Hey jt,
It's been more than a decade. I think I documented that procedure at some point, so I'll try to look it up for you when I'm on my home machine. I might have posted it to the LEM Supermacs list at some point, if you are inclined to search and have the time. But I'm not sure that I did...
There is some number of resistors to move, two (IIRC) of which are under the DIP flash. That detail defeated some would-be converters back in the day, because they didn't look under the flash. Do you have a chip programmer? You really either need a chip programmer, or one working Mac version of the card.
Or the ability to hack the flash utility.
The flash utility checks the previous version of the software on the card. I can't remember if it checks for the PC version (and won't update) or the Mac version (and will update). The difference being that in the former case, a blank chip would work.

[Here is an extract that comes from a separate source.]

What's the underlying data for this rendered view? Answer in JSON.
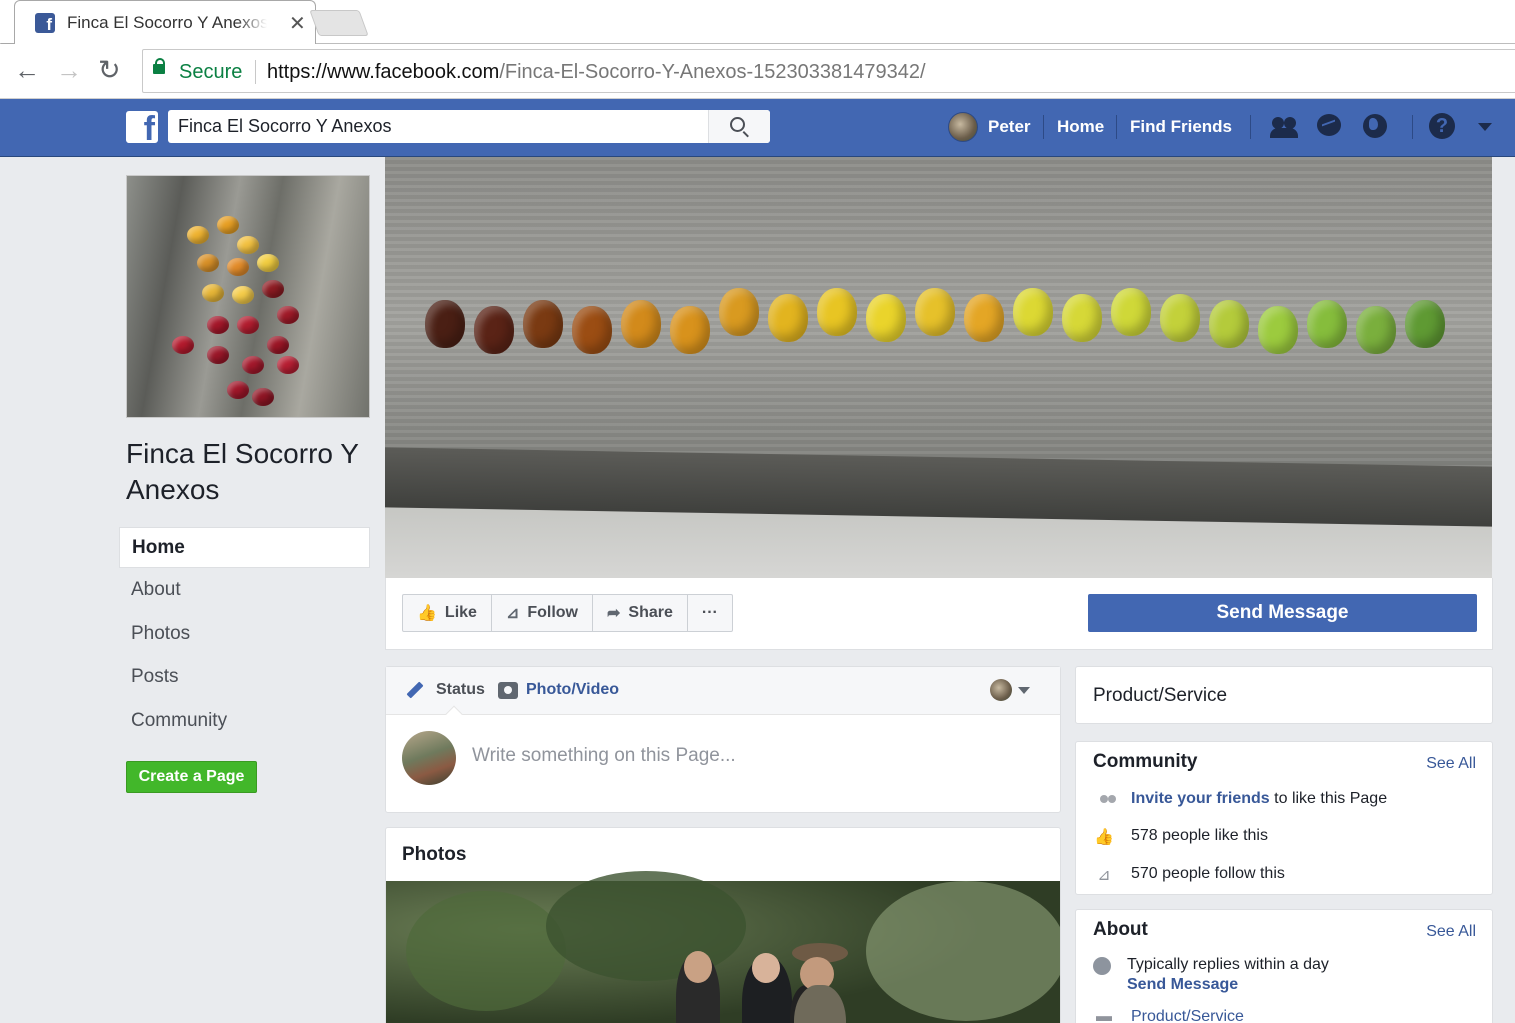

Anyway, I first got around the flash utility restriction by putting a socket on the target board. Then installing a flash chip that already has the Mac version on it. Then with the card installed in the machine (this part is a pain) run the installer. There's a couple of response screens. At the last one, the utility has checked the flash chip, so before clicking the final "OK", remove the flash chip from the socket of the card, IN THE LIVE MACHINE, and replace it with the blank/PC flash chip.
The utility will then flash the chip. Much easier to just program it in a chip programmer.
Note that I non-desctructively removed the 32 pin DIP flash, so that I could reuse it. This had the advantage at the time that the cards I modified were then updatable with new updates. Not an issue any more, as long as you load the last update to the card. Some of the folks who converted the Ultratek/66 would just clip the Flash off and replace it with a programmed 27 series EPROM. This was cheap and worked okay, but the card was not updateable afterwards.